A 40 años de su asesinato. La imagen inmortal del Che

Víctor Montoya
Tomado de Rebelión


Recordado comandante:

El 8 de octubre de 1967, después de librar tu último combate en el cañadón del Churo y caer a merced de tus enemigos, la pierna herida por un tiro y la garganta desgarrada por el asma, tu diario de campaña y otros documentos escritos con tu puño y letra, quedaron en poder de las Fuerzas Armadas. Es decir, pasaron de tu mochila de cuero a una caja de zapatos, que fue depositado como secreto de Estado en el Alto Mando Militar Boliviano; tu reloj Rolex, que te quitó un soldado a poco de tu captura, pasó a la muñeca del coronel Andrés Selich; tu fusil, ese fusil que hubiera querido heredar para cargarlo al hombro como tú lo cargaste a lo largo de la lucha, intentando encender la chispa de la revolución latinoamericana, pasó a manos del coronel Centeno Anaya, quien lo tomó sin sentir la misma emoción de felicidad que sintió el Inti cuando te conoció en la Casa de Calamina, en Ñancahuazú, donde tú le estrechaste la mano de compañero, mientras otro le entregaba su carabina M-2; tu pipa, en la cual degustaste la última bocanada de humo, como quien está dispuesto a esperar con serenidad la hora de la muerte, se la regalaste al sargento Bernardino Huanca, quien se comportó amable contigo. Pero el capitán Mario Terán se adelantó y gritó: ¡La quiero yo! ¡La quiero yo! Entonces tú, mirándolo con infinito desprecio, encogiste el brazo y le dijiste: No, a vos no.

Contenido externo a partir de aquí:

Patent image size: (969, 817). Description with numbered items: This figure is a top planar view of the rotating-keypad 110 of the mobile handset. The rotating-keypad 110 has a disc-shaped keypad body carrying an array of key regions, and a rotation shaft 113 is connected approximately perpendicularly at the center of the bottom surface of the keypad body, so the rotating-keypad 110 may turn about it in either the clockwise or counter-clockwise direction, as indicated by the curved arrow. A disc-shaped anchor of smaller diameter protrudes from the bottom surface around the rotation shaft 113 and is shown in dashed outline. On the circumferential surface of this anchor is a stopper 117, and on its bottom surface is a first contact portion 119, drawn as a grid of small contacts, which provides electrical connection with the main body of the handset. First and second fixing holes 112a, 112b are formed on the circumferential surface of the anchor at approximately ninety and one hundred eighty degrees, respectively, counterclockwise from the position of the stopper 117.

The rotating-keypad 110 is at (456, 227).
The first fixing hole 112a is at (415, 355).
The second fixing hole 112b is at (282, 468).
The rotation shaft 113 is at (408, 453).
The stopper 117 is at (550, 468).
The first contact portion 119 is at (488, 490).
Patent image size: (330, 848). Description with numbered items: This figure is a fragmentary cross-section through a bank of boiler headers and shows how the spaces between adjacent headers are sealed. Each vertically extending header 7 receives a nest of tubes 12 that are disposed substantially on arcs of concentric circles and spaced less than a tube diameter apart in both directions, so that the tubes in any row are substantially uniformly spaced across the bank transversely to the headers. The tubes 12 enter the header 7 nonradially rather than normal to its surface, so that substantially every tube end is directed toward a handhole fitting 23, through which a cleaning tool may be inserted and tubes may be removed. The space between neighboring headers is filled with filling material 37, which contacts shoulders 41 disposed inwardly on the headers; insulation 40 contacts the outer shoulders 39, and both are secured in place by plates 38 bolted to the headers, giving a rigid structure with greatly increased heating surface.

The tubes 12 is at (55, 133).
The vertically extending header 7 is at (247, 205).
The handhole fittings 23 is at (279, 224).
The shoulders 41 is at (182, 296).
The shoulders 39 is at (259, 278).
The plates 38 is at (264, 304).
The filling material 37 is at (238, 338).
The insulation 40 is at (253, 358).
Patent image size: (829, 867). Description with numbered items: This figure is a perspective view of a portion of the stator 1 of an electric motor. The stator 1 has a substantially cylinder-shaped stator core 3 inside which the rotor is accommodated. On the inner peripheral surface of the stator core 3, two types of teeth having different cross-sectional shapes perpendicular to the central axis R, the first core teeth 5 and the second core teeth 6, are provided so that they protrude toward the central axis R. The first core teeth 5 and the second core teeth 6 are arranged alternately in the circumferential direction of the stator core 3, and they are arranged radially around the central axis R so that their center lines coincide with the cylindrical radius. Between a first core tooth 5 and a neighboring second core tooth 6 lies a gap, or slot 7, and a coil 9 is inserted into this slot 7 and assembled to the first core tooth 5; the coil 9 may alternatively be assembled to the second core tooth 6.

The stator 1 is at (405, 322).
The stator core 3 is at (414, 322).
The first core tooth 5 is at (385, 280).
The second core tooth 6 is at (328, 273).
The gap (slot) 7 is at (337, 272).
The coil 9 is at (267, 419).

En la Higuera permaneciste varias horas con vida. Te negaste a discutir con tus captores y tuviste el coraje de escupirles a la cara. Mas los mercenarios, dispuestos a cumplir las instrucciones de la CIA, decidieron eliminarte en el acto, para luego inventar la versión de que caíste en el combate del cañadón del Churo, y no que fuiste capturado vivo y ejecutado entre las cuatro paredes de la escuela de La Higuera. Tu asesino fue el mismo suboficial que quiso apoderarse de tu pipa, quien, borracho y asaltado por el miedo, entró en el aula y ejecutó la orden de eliminarte. Pero fue tan grande la impresión que le causaste, que, requerido por la prensa, confesó: Ese fue el peor momento de mi vida. Cuando llegué, el Che estaba sentado en un banco. Al verme dijo: 'Usted ha venido a matarme'. Yo me sentí cohibido y bajé la cabeza sin responder. Entonces me preguntó: '¿Qué han dicho los otros' (refiriéndose a los guerrilleros Willy y Chino). Le respondí que no habían dicho nada, y él contestó: '¡Eran unos valientes!'. Yo no me atreví a disparar, En ese momento vi al Che grande, muy grande, enorme. Sus ojos brillaban intensamente. Sentía que se echaba encima y cuando me miró fijamente, me dio un mareo. Pensé que con un movimiento rápido el Che podía quitarme el arma. '¡Póngase sereno –me dijo– y apunte bien! ¡Va a matar a un hombre!'. Entonces di un paso atrás, hacia el umbral de la puerta, cerré los ojos y disparé la primera ráfaga. El Che, con las piernas destrozadas, cayó al suelo, se contorsionó y empezó a regar muchísima sangre. Yo recobré el ánimo y disparé la segunda ráfaga que lo alcanzó en un brazo, en el hombro y en el corazón. Ya estaba muerto.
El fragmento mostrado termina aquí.